Stalking– um conto de terror documental é outra peça que eu vi recentemente que me impactou bastante. É uma peça documental de “true crime” que conta como a própria atriz da peça, a Livia Vilela, foi perseguida pelo mesmo homem durante seis anos. A peça vai escalando de uma forma tão maluca que quando a gente vê também estamos nos sentindo sufocados pelo stalker. Esse foi um dos primeiros casos no Brasil a a ser enquadrado pela lei Maria da Penha. A dramaturgia de Paulo Salvetti, que divide o palco com Vilela, é um dos pontos altos da produção. Pra saber mais sobre essa história, tem uma matéria boa no Estadão. Vi a peça no Teatro Cacilda Becker e recentemente teve uma curta temporada no Galpão Folias. Pra quem quiser stalkear, siga a o instagram da peça @stalking_teatro.
Paulalendo
Annie Ernaux Has Broken Every Taboo of What Women Are Allowed to Write é sem dúvida, o melhor artigo que li este mês. A autoria é de Rachel Cusk, escritora que, preciso confessar, ainda não li. Pro New York Times. Tá em inglês. Um resumo: a escrita altamente pessoal de Ernaux é uma revolução dentro do patriarcal mundo literário francês (e do planeta, ainda mais depois de ganhar o Nobel). Pra reler várias vezes.

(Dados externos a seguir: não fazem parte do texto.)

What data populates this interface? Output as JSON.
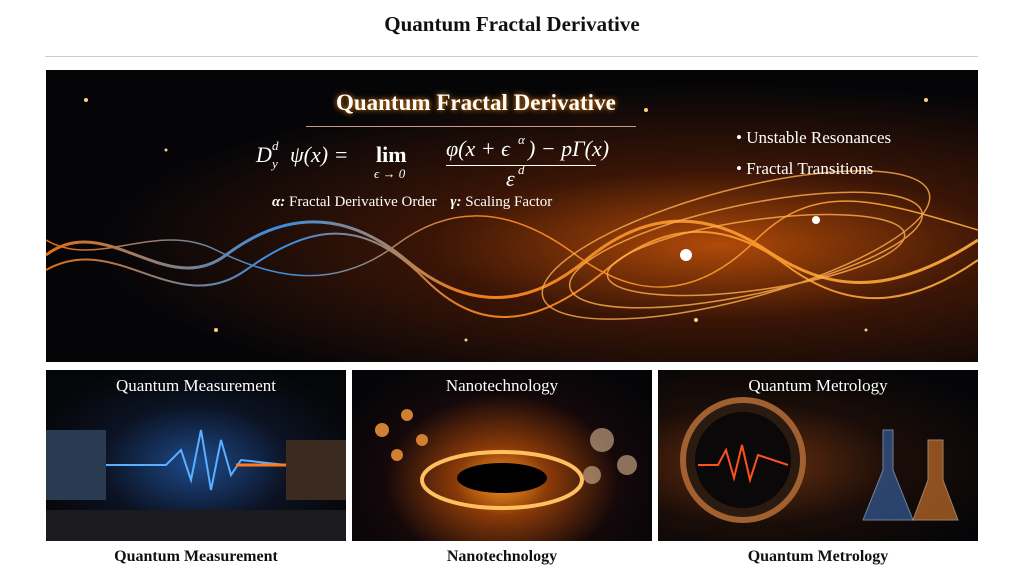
{
  "header": {
    "title": "Quantum Fractal Derivative"
  },
  "banner": {
    "title": "Quantum Fractal Derivative",
    "formula": {
      "operator": "D",
      "sup": "d",
      "sub": "y",
      "function": "ψ(x) =",
      "limit": "lim",
      "limit_sub": "ϵ → 0",
      "numerator_start": "φ(x + ϵ",
      "numerator_sup": "α",
      "numerator_end": ") − pΓ(x)",
      "denominator": "ε",
      "denominator_sup": "d"
    },
    "legend": [
      {
        "symbol": "α:",
        "text": "Fractal Derivative Order"
      },
      {
        "symbol": "γ:",
        "text": "Scaling Factor"
      }
    ],
    "bullets": [
      "Unstable Resonances",
      "Fractal Transitions"
    ]
  },
  "panels": [
    {
      "title": "Quantum Measurement",
      "caption": "Quantum Measurement"
    },
    {
      "title": "Nanotechnology",
      "caption": "Nanotechnology"
    },
    {
      "title": "Quantum Metrology",
      "caption": "Quantum Metrology"
    }
  ]
}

Claro que não é a mesma coisa (nem era essa a intenção), mas escrevi sobre a passagem de Annie Ernaux na FLIP 2022 pra Quatro Cinco Um.
Paulavendo
A Zerda e os cantos do esquecimento (1982), da historiadora e escritora argelina Assia Djebar, na 3ª Mostra de Cinema Árabe Feminino. Documentário feito com imagens de arquivo sobre a colonização a francesa na Argélia entremeadas por cantos tradicionais. Algumas imagens dão mal-estar por sintetizarem a crueldade e a violÇencia colonial. Pra quem quiser arriscar o francês, o filme tá disponível on-line, mas não tem legendas.
Paulaouvindo
Bitita - composições de Carolina Maria de Jesus, com produção de Sthe Araujo e grande elenco. Lançado pelo Selo Sesc, é uma releitura vibrante das composições carnavalescas da autora de Quarto de despejo. Escrevi sobre esse álgum na Quatro Cinco Um.
Pauladentro
Sexta, dia 2 de junho, às 19h, eu e a exemplar Ana Rüsche estaremos na Livraria da Tarde, em São Paulo, participando do Leituras Extraordinárias, nosso clube de livros estranhos. O livro da vez é Eu, Tituba, de Maryse Condé, e teremos a participação mais do que especial de Maria Carolina Cassatti, aka @encruzilinhas!